Une vaste opération de contrôle d’identité des ressortissants étrangers a été lancée à Libreville depuis plusieurs jours, mais de nombreux émigrés dénoncent déjà des rafles organisées qui sont suivis par de rapatriements. Dans la soirée du 17 février, une centaine de Camerounais en attente d’expulsion sont entrés en grève de la faim dans les geôles de la Direction générale de la documentation et de l’immigration (DGDI) pour dénoncer les conditions de leur arrestation et rétention.
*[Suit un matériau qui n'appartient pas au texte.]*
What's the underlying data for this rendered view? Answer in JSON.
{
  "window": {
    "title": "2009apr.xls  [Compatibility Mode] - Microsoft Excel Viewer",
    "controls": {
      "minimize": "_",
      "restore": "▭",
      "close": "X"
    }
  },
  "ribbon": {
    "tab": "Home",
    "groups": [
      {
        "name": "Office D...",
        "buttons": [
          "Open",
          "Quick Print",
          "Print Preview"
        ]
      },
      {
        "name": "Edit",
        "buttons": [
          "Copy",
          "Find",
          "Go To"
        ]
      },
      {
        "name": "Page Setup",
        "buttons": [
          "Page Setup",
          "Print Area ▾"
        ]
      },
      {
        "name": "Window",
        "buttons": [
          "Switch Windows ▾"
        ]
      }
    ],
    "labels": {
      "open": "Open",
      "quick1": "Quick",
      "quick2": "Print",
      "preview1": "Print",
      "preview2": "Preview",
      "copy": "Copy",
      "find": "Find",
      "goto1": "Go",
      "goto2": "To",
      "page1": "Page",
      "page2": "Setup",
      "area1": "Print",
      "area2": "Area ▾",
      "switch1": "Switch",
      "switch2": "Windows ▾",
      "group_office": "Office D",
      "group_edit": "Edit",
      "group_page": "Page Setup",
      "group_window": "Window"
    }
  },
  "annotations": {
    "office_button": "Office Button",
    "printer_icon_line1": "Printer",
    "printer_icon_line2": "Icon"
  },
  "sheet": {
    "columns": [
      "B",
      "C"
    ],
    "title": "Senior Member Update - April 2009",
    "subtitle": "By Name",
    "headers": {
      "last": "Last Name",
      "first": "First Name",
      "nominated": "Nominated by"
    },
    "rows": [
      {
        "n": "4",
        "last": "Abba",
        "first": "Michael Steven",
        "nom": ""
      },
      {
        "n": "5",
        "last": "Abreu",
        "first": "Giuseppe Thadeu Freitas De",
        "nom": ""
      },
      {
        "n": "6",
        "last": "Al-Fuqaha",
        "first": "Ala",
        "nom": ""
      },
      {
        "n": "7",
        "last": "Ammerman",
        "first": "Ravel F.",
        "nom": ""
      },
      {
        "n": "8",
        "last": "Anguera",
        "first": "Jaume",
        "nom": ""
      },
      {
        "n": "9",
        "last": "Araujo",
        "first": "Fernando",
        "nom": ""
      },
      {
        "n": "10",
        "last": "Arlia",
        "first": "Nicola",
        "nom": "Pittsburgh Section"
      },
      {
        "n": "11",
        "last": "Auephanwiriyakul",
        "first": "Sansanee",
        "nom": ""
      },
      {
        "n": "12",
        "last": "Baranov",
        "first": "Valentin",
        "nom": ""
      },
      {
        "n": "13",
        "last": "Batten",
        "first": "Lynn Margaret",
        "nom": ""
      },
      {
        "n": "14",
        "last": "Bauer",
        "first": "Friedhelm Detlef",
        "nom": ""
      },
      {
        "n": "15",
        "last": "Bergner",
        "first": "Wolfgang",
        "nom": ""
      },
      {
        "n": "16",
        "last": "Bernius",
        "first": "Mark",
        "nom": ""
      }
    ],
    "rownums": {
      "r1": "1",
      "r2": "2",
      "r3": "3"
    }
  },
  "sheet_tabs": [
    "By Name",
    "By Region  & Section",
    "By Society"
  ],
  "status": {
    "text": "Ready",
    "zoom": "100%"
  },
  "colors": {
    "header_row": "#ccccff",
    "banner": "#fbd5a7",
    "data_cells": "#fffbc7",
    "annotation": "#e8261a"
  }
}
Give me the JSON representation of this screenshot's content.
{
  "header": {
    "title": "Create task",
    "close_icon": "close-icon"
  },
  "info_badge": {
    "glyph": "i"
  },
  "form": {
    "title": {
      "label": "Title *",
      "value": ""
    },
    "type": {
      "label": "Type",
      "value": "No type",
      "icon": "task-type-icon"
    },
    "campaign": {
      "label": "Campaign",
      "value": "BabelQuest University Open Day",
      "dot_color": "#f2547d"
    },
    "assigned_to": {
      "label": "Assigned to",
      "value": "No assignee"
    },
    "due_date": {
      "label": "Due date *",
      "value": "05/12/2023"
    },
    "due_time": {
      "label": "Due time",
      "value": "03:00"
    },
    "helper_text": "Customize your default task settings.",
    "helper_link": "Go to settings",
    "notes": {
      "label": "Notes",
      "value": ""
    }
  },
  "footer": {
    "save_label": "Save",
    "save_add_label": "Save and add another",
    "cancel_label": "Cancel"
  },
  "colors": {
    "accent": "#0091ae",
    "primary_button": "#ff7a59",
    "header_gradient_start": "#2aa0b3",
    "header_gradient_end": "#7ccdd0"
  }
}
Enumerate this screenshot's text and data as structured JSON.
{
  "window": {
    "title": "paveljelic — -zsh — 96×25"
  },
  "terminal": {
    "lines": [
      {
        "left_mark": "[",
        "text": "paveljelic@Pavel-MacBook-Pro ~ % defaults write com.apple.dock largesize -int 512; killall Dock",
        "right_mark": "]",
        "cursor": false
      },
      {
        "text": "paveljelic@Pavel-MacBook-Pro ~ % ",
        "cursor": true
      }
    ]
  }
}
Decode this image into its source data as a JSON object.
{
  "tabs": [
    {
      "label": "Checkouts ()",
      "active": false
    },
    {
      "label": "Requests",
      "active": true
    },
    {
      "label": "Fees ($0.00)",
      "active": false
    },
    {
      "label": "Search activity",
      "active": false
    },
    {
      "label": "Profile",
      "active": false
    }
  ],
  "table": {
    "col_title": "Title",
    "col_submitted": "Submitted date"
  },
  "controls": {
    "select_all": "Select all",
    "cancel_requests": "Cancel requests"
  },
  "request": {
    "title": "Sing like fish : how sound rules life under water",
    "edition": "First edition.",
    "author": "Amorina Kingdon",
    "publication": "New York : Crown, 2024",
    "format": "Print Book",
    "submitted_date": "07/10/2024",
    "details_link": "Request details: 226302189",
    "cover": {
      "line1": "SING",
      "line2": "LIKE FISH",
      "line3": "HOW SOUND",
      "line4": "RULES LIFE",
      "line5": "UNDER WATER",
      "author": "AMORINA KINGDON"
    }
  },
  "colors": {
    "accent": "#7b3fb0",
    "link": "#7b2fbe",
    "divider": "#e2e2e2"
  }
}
Simples contrôles ou rafles organisées ? Les avis divergent face aux allures que prend l’opération de contrôle d’identité des étrangers à Libreville, censée contraindre les ressortissants étrangers à régulariser leur situation.

Dans de nombreux points névralgiques de la capitale gabonaise, les forces de l’ordre ont érigé des barricades et contrôlent véhicules particuliers et taxis. A d’autres endroits, certains témoins racontent que les forces de l’ordre pratiquent des contrôles massifs, avant d’emmener tous ceux qui ont été trouvés sans carte de séjour dans un bus blanc que les badauds et amis des personnes arrêtées attribuent à la (Direction générale de la documentation et de l’immigration) DGDI.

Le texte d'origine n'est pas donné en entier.